- Born: 18 February 1860 Algiers
- Died: 5 March 1935 (aged 75) Nice
- Occupation: Medical doctor

= Dorothée Chellier =

French-Algerian physician

Dorothée Chellier (18 February 1860 – 5 March 1935) was a French-Algerian physician. She became the first female physician in Algeria in 1895, working there periodically until 1899. She undertook four medical missions there, working with women in the Aurès and Kabylie regions who had previously had no access to healthcare. Chellier joined a French Masonic lodge that advocated gender equality and devoted the final years of her life to obstetrics and gynaecology.

== Early life and education ==
Dorothée Chellier was born on 18 February 1860 in Algiers. She began her career as a public health officer, studying at and qualifying from the Algiers School of Public Health in 1887. A student of André Chantemesse, she went on to earn her doctorate in medicine in 1894, making her one of the early cohort of French women doctors of medicine. Madeleine Brès was the first French woman to qualify as a medical doctor in the country in 1875.

== Medical missions to French Algeria ==
Chellier undertook four medical missions in the Aurès and Kabylie regions of what was then French Algeria between 1895 and 1899, working with women with minimal access to healthcare. She kept a diary of her activities in Voyage dans l’Aurès: notes d’un médecin envoyé en mission chez les femmes arabes (Journey to the Aurès: notes of a doctor sent on a mission to Arab women), published in 1895. Chellier sought to bring about change in medical practices.
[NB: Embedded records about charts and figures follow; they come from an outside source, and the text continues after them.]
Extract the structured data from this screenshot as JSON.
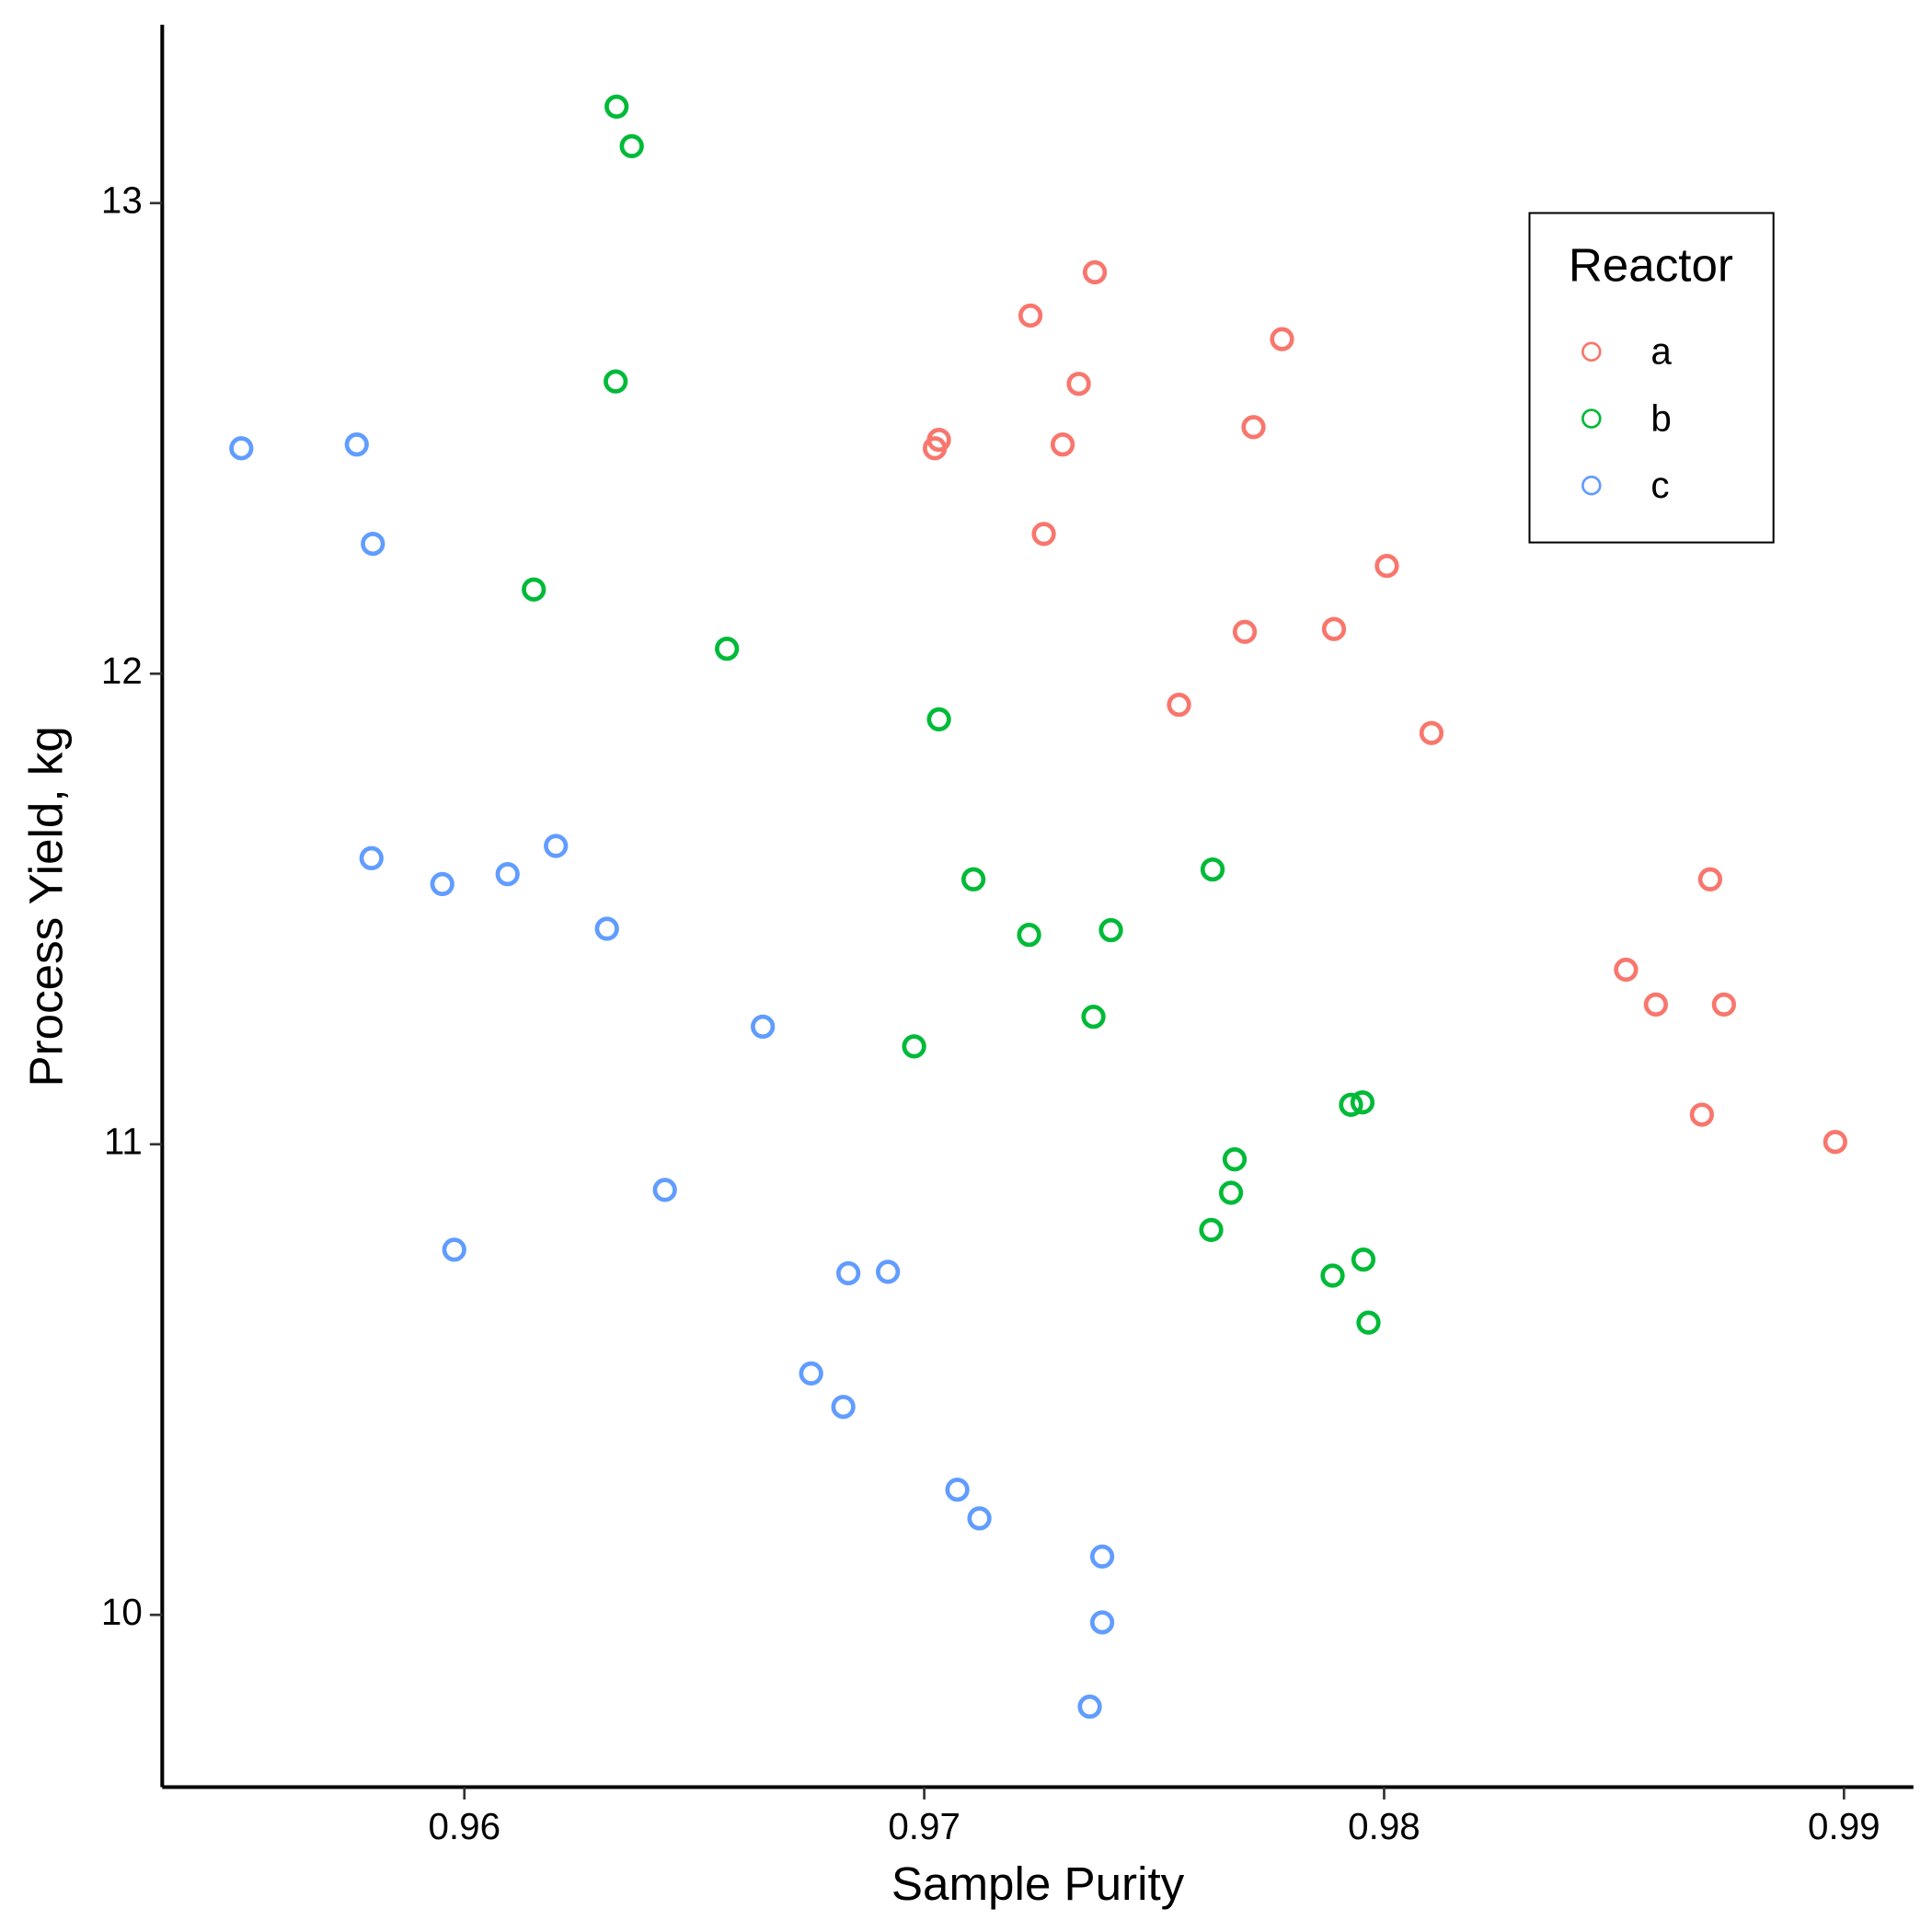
{
  "chart_data": {
    "type": "scatter",
    "x_label": "Sample Purity",
    "y_label": "Process Yield, kg",
    "legend_title": "Reactor",
    "legend_position": "top-right",
    "xlim": [
      0.95343,
      0.99151
    ],
    "ylim": [
      9.634,
      13.379
    ],
    "xticks": [
      0.96,
      0.97,
      0.98,
      0.99
    ],
    "yticks": [
      10,
      11,
      12,
      13
    ],
    "series": [
      {
        "name": "a",
        "color": "#F8766D",
        "x": [
          0.97371,
          0.97231,
          0.97778,
          0.97336,
          0.97716,
          0.97032,
          0.97023,
          0.97301,
          0.9726,
          0.98006,
          0.97697,
          0.97891,
          0.97554,
          0.98103,
          0.98709,
          0.98526,
          0.98591,
          0.98739,
          0.98691,
          0.98981
        ],
        "values": [
          12.853,
          12.761,
          12.711,
          12.616,
          12.524,
          12.497,
          12.479,
          12.487,
          12.297,
          12.229,
          12.089,
          12.095,
          11.934,
          11.874,
          11.563,
          11.371,
          11.297,
          11.297,
          11.063,
          11.005
        ]
      },
      {
        "name": "b",
        "color": "#00BA38",
        "x": [
          0.96331,
          0.96364,
          0.96329,
          0.96151,
          0.96571,
          0.97032,
          0.97107,
          0.97627,
          0.97228,
          0.97406,
          0.97368,
          0.96978,
          0.97928,
          0.97953,
          0.97675,
          0.97667,
          0.97624,
          0.97955,
          0.97888,
          0.97966
        ],
        "values": [
          13.205,
          13.121,
          12.621,
          12.179,
          12.053,
          11.903,
          11.563,
          11.584,
          11.445,
          11.455,
          11.271,
          11.208,
          11.084,
          11.089,
          10.968,
          10.897,
          10.818,
          10.755,
          10.721,
          10.621
        ]
      },
      {
        "name": "c",
        "color": "#619CFF",
        "x": [
          0.95515,
          0.95766,
          0.95801,
          0.95798,
          0.95952,
          0.96094,
          0.96199,
          0.9631,
          0.96649,
          0.96436,
          0.95978,
          0.96835,
          0.96921,
          0.96754,
          0.96824,
          0.97072,
          0.9712,
          0.97387,
          0.97387,
          0.9736
        ],
        "values": [
          12.479,
          12.487,
          12.276,
          11.608,
          11.553,
          11.574,
          11.634,
          11.458,
          11.25,
          10.903,
          10.776,
          10.726,
          10.729,
          10.513,
          10.442,
          10.266,
          10.205,
          10.124,
          9.984,
          9.805
        ]
      }
    ]
  }
}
She strongly believed that coercion would not change people's attitudes and beliefs, but medical improvements could be achieved through education and the gradual instilling of new habits.

Chellier recorded that women’s health was in a poor state, with both syphilis and the conditions surrounding childbirth taking a particularly heavy toll on both mothers and children. Officially, her medical missions were limited to conducting an assessment of the situation, as she had been instructed to do by Jules Cambon, Govenor General of Algeria, but she went beyond her remit by providing medical care.